This traditional upholstery technique is characterized by the use of large buttons and tidily organized wrinkles that create an elegant patterned surface. First introduced in the famous Chester sofa, because of its high costs of fabrication, capitonné was reserved for a select elite and considered an exclusive thing to have in ones possession.
The new products reinterpret capitonné and give it refreshing and diverse meanings; playing with the arrangement of the buttons, replacing the fabric folds with stitches, removing either the buttons or the wrinkles. The resulting products have totally different expressions yet they all reflect that subtle, elegant look of the traditional capitonné.
Patricia Urquiola presented Bohemian (up top), a lounge chair with a delicate retro flavour manufactured by Moroso. The Spanish designer assigns the main role in the object to the aesthetic and tactile qualities of capitonné; the somehow undefined shape of the chair seems to be specifically thought to support and enhance the beauty of the buttoned surface.
One of my favourite pieces was the Caprice chair by his majesty Philippe Starck; his interpretation of capitonné balances his natural ability for creating stylized organic shapes and highly communicative products. The wrapping shaped shell of the chair dresses up with a neatly quilted cover characterized by two lines of leather covered buttons organized in a strict grid pattern, the result is a formal and sophisticated looking chair that fits wonderfully both contract and domestic environments.
The Nubola sofa (below) designed by Gaetano Pesce for Meritalia presents a completely unstructured and random distribution of the buttons, which provides it with a fresh and irreverent look. Made with extremely soft fabric and padding imprinted by the use of bold contrasting buttons, capitonné goes beyond being a superficial treatment in the Nubola sofa and becomes the main protagonist of the product as it defines and molds it's final shape.

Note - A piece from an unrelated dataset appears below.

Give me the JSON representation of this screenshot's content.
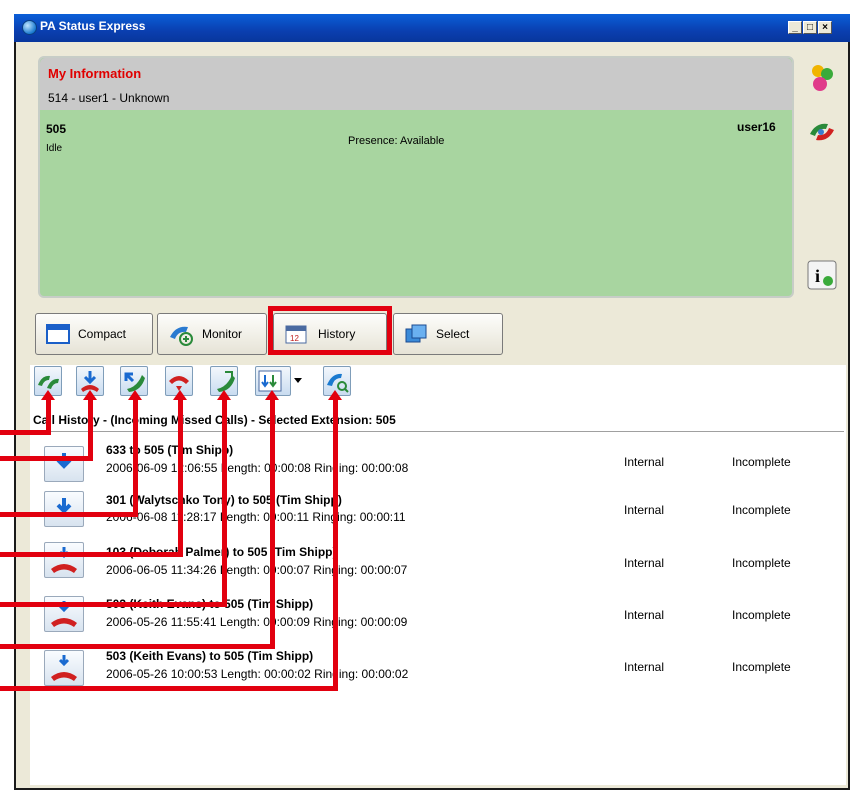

Italian brand Bonaldo presented Glam Glam (below), a simple and versatile object that can be either a pouf or a low table. The rather basic form gains quality and refinement thanks to the use of a simplified capitonné effect made with fine lines of stitches and a subtle padding characterised by the complete absence of the buttons; the missing buttons drive the attention to the geometry of the diagonal pattern that gives a modern dynamic energy to the piece.